Calmann-Lévy éditeurs (p. 145-154).

III

— Philippe, c’est avec vous que je veux visiter la campagne. Venez-vous ce matin ?

Fanchette s’était levée à l’aube, et comme par hasard, avait rejoint dans le parc Chouchou qui s’y trouvait déjà. Le château dormait encore. La femme de chambre, que madame Martin d’Oyse avait donnée à la jeune fille, rangeait ses vêtements là-haut. À la cuisine on préparait le thé et les jardiniers mangeaient la soupe. C’était donc ici la solitude favorable à Fanchette. Mais Philippe se rembrunit. Ses yeux semblèrent se tapir plus profondément au creux de l’arcade sourcilière, peureux et angoissés. Et il répondit cependant d’un air ferme :

— Je ne sors pas aujourd’hui, je suis fatigué.
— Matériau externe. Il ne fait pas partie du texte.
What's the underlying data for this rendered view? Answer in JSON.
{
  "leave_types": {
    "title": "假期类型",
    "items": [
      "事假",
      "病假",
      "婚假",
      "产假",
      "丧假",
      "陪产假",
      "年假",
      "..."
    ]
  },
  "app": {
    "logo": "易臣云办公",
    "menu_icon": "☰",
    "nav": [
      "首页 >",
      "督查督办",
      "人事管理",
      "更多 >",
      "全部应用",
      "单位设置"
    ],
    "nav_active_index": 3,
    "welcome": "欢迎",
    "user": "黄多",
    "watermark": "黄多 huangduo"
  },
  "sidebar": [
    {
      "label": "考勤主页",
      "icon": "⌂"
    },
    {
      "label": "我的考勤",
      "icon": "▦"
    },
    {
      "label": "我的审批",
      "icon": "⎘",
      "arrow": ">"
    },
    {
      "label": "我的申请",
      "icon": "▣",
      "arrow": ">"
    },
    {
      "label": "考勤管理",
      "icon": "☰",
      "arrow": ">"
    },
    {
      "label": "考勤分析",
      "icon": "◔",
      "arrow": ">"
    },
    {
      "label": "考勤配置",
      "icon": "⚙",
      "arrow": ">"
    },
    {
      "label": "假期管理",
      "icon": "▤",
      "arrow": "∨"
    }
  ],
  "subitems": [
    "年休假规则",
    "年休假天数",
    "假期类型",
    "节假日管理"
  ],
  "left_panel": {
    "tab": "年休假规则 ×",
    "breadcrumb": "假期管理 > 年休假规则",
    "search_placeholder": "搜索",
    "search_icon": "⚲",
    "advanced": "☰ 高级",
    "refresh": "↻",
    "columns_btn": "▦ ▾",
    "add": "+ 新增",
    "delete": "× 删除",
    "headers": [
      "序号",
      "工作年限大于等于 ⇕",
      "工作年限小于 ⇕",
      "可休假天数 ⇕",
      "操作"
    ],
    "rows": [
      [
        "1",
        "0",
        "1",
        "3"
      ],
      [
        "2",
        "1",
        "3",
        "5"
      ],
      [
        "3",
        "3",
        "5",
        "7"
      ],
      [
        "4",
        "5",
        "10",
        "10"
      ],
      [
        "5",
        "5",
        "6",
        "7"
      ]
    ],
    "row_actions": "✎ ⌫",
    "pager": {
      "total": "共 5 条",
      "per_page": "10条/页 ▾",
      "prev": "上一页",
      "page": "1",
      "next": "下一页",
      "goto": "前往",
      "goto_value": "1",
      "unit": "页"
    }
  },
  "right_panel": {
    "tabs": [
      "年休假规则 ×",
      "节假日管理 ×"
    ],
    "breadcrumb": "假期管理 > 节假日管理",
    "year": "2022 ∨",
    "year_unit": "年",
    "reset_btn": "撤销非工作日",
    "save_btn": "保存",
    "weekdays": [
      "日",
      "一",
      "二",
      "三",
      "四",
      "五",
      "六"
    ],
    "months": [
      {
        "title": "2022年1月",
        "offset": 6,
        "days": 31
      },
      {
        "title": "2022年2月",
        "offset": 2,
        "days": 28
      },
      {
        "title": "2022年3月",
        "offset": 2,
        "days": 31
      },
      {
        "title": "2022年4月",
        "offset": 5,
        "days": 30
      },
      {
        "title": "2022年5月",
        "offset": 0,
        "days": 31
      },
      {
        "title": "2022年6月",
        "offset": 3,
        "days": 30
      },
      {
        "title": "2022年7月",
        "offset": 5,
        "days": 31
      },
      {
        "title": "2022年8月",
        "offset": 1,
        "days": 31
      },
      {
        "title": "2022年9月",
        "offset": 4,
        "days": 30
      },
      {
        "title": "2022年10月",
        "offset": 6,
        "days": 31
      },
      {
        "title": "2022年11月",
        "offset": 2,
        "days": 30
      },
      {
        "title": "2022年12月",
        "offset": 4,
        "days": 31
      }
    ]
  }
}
— Savez-vous que vous êtes très poli, monsieur ?

— Vous penserez de moi tout le mal que vous voudrez. Je ne dirai pas que cela m’est égal. Mais il faut qu’il en soit ainsi.

— Vous ne m’avez pas toujours parlé sur ce ton, Philippe, reprit Fanchette d’une voix où l’on sentait les larmes. Vous rappelez-vous le jour où vous m’avez promenée sur l’eau, à Argenteuil, sous le tonnerre et les éclairs ? Je voulais rentrer alors et c’est vous qui refusiez : cela vous amusait que j’eusse peur. La Seine était sinistre. Notre petit canot bondissait. Vous souvenez-vous des mots que vous m’avez dits ?

— Oui, je m’en souviens.

— Vous ne les pensiez pas, peut-être ?

— Si, et je les pense toujours, Fanchette, prononça Philippe comme malgré lui. Pourquoi me forcez-vous à vous l’avouer encore, puisque c’est fini ? Vous me rendrez fou.

— Croyez-vous que je ne sois pas malheureuse, moi ? dit Fanchette dont les yeux, de pierre froide et claire, s’adoucissaient divinement. J’avais seize ans quand vous avez surgi dans ma vie. Dieu sait si je pensais à flirter. Dès la première visite vous m’avez laissé un souvenir indéracinable. Quand on vous a vu, Philippe, une seule fois même, c’est ainsi. Vous êtes si audacieux ! Vous sentez l’espace, l’air des étoiles. Vous donnez un peu le vertige. On est attiré. Et moi, dites, quelle impression ai-je faite en vous ?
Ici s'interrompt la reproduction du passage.